Ancient Excuses & Profitable Nonprofits | 4M #46
Welcome to the forty-sixth edition of Morticians’ Monday Morning Mashup, 4M #46, where we’ll serve up bite-sized, easily-digestible nuggets of the deathcare news you need to crush conversations in the week ahead. Bon appetit!
Vaccine clots: Fact or fiction?
An Alabama embalmer is trying to shed light on unusual blood clots he believes are being caused by COVID-19 vaccines. Richard Hirschmann, who has worked as an independent contractor for more than 20 years, told the 1819 News that he’s been “gathering evidence” and has over 100 photos of long, stringy, rubbery clots — including some that include microscopic flecks of metal that one biochemist hypothesizes are similar to those found in some of the vaccines. He asserts that in most cases, neither these clots nor COVID are being recorded as an official cause of death.
To solve the mystery of the clots’ construct and cause, Hirschmann is working with a radiologist who has tried to submit samples to various labs for testing, with mixed results; two turned him down flat. Now Hirschmann is sharing his suspicions with the press in the hopes that someone will simply perform a proper, thorough scientific investigation, and if necessary, take appropriate action.
Still others are stating there’s not enough evidence to support a claim against vaccines and/or the reports are part of a hoax that’s not based in fact.

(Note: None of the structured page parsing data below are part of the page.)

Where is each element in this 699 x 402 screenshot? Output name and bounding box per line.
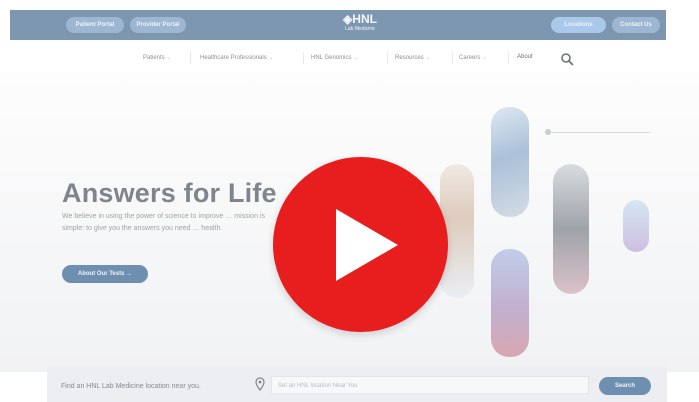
location-search-input[interactable]: Set an HNL location Near You <box>271 376 589 394</box>
lab-image-capsule <box>491 107 529 217</box>
nav-divider <box>387 52 388 64</box>
nav-item-resources[interactable]: Resources ⌄ <box>395 54 430 61</box>
search-icon[interactable] <box>560 52 574 66</box>
nav-item-about[interactable]: About <box>517 54 533 60</box>
location-search-button[interactable]: Search <box>599 377 651 395</box>
play-icon <box>336 209 398 281</box>
chevron-down-icon: ⌄ <box>353 55 359 61</box>
logo-text: HNL <box>352 12 377 26</box>
nav-item-healthcare-professionals[interactable]: Healthcare Professionals ⌄ <box>200 54 273 61</box>
hnl-logo[interactable]: ◈HNL Lab Medicine <box>335 12 385 33</box>
slider-knob[interactable] <box>545 129 551 135</box>
arrow-right-icon: → <box>126 271 133 277</box>
patient-portal-button[interactable]: Patient Portal <box>66 17 124 33</box>
nav-divider <box>190 52 191 64</box>
chevron-down-icon: ⌄ <box>425 55 431 61</box>
video-play-button[interactable] <box>273 157 448 332</box>
locations-button[interactable]: Locations <box>551 17 606 33</box>
slider-track <box>548 132 650 133</box>
nav-divider <box>508 52 509 64</box>
chevron-down-icon: ⌄ <box>166 55 172 61</box>
nav-item-patients[interactable]: Patients ⌄ <box>143 54 171 61</box>
hero-title: Answers for Life <box>62 178 277 208</box>
provider-portal-button[interactable]: Provider Portal <box>130 17 186 33</box>
lab-image-capsule <box>491 249 529 357</box>
nav-divider <box>452 52 453 64</box>
chevron-down-icon: ⌄ <box>268 55 274 61</box>
location-pin-icon <box>255 377 265 391</box>
nav-item-careers[interactable]: Careers ⌄ <box>459 54 487 61</box>
nav-divider <box>303 52 304 64</box>
about-our-tests-button[interactable]: About Our Tests → <box>62 265 148 283</box>
chevron-down-icon: ⌄ <box>482 55 488 61</box>
location-finder-label: Find an HNL Lab Medicine location near y… <box>61 383 201 390</box>
logo-diamond-icon: ◈ <box>343 12 353 26</box>
logo-subtitle: Lab Medicine <box>345 26 375 32</box>
contact-us-button[interactable]: Contact Us <box>612 17 660 33</box>
nav-item-hnl-genomics[interactable]: HNL Genomics ⌄ <box>311 54 358 61</box>
lab-image-capsule <box>623 200 649 252</box>
hero-description: We believe in using the power of science… <box>62 213 265 232</box>
main-nav: Patients ⌄ Healthcare Professionals ⌄ HN… <box>10 46 666 72</box>
lab-image-capsule <box>553 164 589 294</box>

ProPublica puts Pinelawn in the spotlight
If you’ve never featured on the virtual front page of ProPublica, you should probably be relieved. This independent, nonprofit news outlet describes its content as “investigative journalism with moral force,” adding that they “dig deep into important issues, shining a light on abuses of power and betrayals of public trust.” Therefore, entities that end up in ProPublica’s crosshairs probably aren’t thrilled about it, and chances are the outlet’s exposés leave their subjects with some ‘splainin to do.
Last week a deathcare provider, Pinelawn Cemetery in New York, was in the ProPublica spotlight. You’ll definitely want to read the entire expansive expository article for the whole story. In a nutshell, though, it describes how the family which has owned Pinelawn since 1902 has enjoyed increasingly impressive dividends through the years — and especially during the pandemic — from its nonprofit cemetery.
Tweet of the Week
“I had to embalm my brother,” is a better work excuse than car problems or a sick pet, I suppose…
More sadness and sick acts in cemeteries
Why … Just why? Cemeteries should be sacred places (yes, I know, you’ve heard this in many 4Ms), yet they continue to be backdrops for bad acts, like these that occurred just in the past week:
- A young woman was gunned down and her body abandoned in a Memphis cemetery.
- A Florida man made nearly $1200 selling $150,000 worth of stolen monument vases for scrap metal.
- A “severely burned deceased victim” was discovered in a Catholic cemetery in New Jersey.
- Workers began restoring some of the more than 150 headstones that were destroyed by vandals in a Nashville cemetery earlier in the month.